Numa entrevista à rádio comunitária Juventude FM, Hilda tratou de pontuar que os pagamentos – incluindo o retroativo do mês anterior – seriam feitos a conta da folha já de fevereiro. “Pela primeira vez, os professores não tiveram problemas em conseguir logo de cara o piso que eles merecem”, gabou-se na entrevista de 31 de janeiro.

O professor Nazon Barbosa, coordenador regional do Sindicato dos Trabalhadores em Educação Básica de Sergipe (SINTESE) virou alvo de procura da imprensa desde a última sexta-feira (28). “Antes do feriado, recebi a ligação de uma professora dizendo que achou estranho o valor que veio do retroativo.
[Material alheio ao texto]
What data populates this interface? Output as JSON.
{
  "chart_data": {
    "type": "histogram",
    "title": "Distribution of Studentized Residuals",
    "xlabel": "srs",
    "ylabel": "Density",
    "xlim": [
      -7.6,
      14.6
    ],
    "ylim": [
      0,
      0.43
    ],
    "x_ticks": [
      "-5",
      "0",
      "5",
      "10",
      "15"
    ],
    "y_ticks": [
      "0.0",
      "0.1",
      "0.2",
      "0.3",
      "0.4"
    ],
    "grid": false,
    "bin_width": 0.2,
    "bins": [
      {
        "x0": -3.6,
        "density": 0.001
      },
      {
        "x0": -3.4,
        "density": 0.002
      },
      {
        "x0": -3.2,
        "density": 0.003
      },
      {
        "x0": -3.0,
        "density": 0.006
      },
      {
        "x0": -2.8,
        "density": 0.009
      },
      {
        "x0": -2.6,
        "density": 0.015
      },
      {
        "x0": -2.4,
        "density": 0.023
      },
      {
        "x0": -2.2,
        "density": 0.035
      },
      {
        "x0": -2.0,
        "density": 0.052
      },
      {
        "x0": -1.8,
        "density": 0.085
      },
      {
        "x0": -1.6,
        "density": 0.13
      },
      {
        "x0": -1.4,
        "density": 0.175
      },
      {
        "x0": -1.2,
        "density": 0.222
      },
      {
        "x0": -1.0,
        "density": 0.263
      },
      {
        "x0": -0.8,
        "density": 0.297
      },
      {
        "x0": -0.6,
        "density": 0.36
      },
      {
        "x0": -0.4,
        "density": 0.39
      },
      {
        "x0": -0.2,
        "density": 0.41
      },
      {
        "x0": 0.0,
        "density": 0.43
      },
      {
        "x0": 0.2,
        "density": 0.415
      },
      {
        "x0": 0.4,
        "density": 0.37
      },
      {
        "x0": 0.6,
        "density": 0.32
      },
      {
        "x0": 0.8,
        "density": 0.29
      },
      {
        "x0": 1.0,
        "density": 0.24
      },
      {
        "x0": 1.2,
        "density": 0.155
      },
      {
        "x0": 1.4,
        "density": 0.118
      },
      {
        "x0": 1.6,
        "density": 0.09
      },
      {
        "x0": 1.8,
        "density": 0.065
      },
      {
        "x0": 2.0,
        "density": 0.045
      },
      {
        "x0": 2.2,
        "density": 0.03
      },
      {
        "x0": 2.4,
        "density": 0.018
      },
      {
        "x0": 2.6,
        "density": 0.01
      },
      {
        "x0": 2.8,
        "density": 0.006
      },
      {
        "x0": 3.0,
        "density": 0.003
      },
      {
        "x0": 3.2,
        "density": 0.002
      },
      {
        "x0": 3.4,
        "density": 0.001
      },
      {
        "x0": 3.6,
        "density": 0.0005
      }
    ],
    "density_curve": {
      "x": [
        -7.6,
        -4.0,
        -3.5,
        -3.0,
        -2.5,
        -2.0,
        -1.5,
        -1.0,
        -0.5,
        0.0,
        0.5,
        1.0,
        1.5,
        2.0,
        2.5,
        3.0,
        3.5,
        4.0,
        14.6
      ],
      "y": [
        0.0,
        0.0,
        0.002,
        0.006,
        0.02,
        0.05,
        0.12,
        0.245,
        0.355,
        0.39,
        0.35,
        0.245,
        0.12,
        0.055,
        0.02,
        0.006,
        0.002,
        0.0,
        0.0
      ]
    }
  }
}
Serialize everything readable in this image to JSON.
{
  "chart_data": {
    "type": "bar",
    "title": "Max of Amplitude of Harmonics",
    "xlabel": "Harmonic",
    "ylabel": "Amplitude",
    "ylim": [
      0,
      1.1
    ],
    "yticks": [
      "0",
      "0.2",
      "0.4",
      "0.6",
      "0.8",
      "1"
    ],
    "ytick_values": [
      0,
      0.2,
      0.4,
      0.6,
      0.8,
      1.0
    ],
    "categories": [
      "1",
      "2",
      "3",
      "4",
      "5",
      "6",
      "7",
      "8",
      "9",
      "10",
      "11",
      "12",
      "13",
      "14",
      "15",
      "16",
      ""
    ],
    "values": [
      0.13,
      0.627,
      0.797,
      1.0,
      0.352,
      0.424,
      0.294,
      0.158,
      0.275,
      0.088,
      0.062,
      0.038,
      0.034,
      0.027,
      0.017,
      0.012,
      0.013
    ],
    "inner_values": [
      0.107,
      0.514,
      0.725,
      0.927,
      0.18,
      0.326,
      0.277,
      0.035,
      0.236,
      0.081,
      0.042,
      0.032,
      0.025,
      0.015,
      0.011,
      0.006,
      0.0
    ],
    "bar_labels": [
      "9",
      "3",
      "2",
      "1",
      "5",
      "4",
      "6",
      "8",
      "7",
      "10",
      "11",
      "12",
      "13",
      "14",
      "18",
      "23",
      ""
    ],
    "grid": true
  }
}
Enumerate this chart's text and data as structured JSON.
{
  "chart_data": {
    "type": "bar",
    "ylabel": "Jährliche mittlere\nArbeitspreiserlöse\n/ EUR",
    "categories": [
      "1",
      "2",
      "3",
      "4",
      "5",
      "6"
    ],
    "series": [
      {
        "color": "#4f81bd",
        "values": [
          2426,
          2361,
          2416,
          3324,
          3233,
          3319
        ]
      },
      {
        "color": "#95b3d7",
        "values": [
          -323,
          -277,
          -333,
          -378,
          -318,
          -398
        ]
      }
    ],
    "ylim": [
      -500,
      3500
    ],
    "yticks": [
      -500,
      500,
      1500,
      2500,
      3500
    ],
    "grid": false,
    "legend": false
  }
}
Quando passou o Carnaval, eu consultei o meu contracheque e de fato não encaminharam o retroativo na sua totalidade. Só mandaram a metade”, disse ao Portal Lagartense sobre uma pendência identificada.

Ocorre que a falta notada realmente ocorreu. Também foi procurado pelo portal para comentar o caso o secretário de Educação Magson Santana, e este, apesar do posto, informou desconhecer o caso. O Papa-Jaca voltou a buscar, então, Nazon, afim de entender se a situação teria sido compreendida e resolvida. O professor contou a nossa equipe que a justificativa da gestão foi uma “decisão técnica” do secretário de Finanças, em função de “falta de dinheiro no Caixa”.

No entanto, se havia uma promessa de pagamento, deveria haver também um planejamento que garantisse sua execução. É aí onde, segundo Barbosa, está a preocupação. Segundo ele, “o impacto [financeiro] foi mínimo” já que que este foi um “mês de reajuste e pagamento de férias”; “mas orientei ela [a prefeita] a estar atenta a essas decisões [incomunicadas]”.

A resolução encontrada pela Finanças foi encaixar a parte faltante do pagamento na folha de março – que deverá ser quitada até a última semana deste mês. O Papa-Jaca seguirá acompanhando o assunto.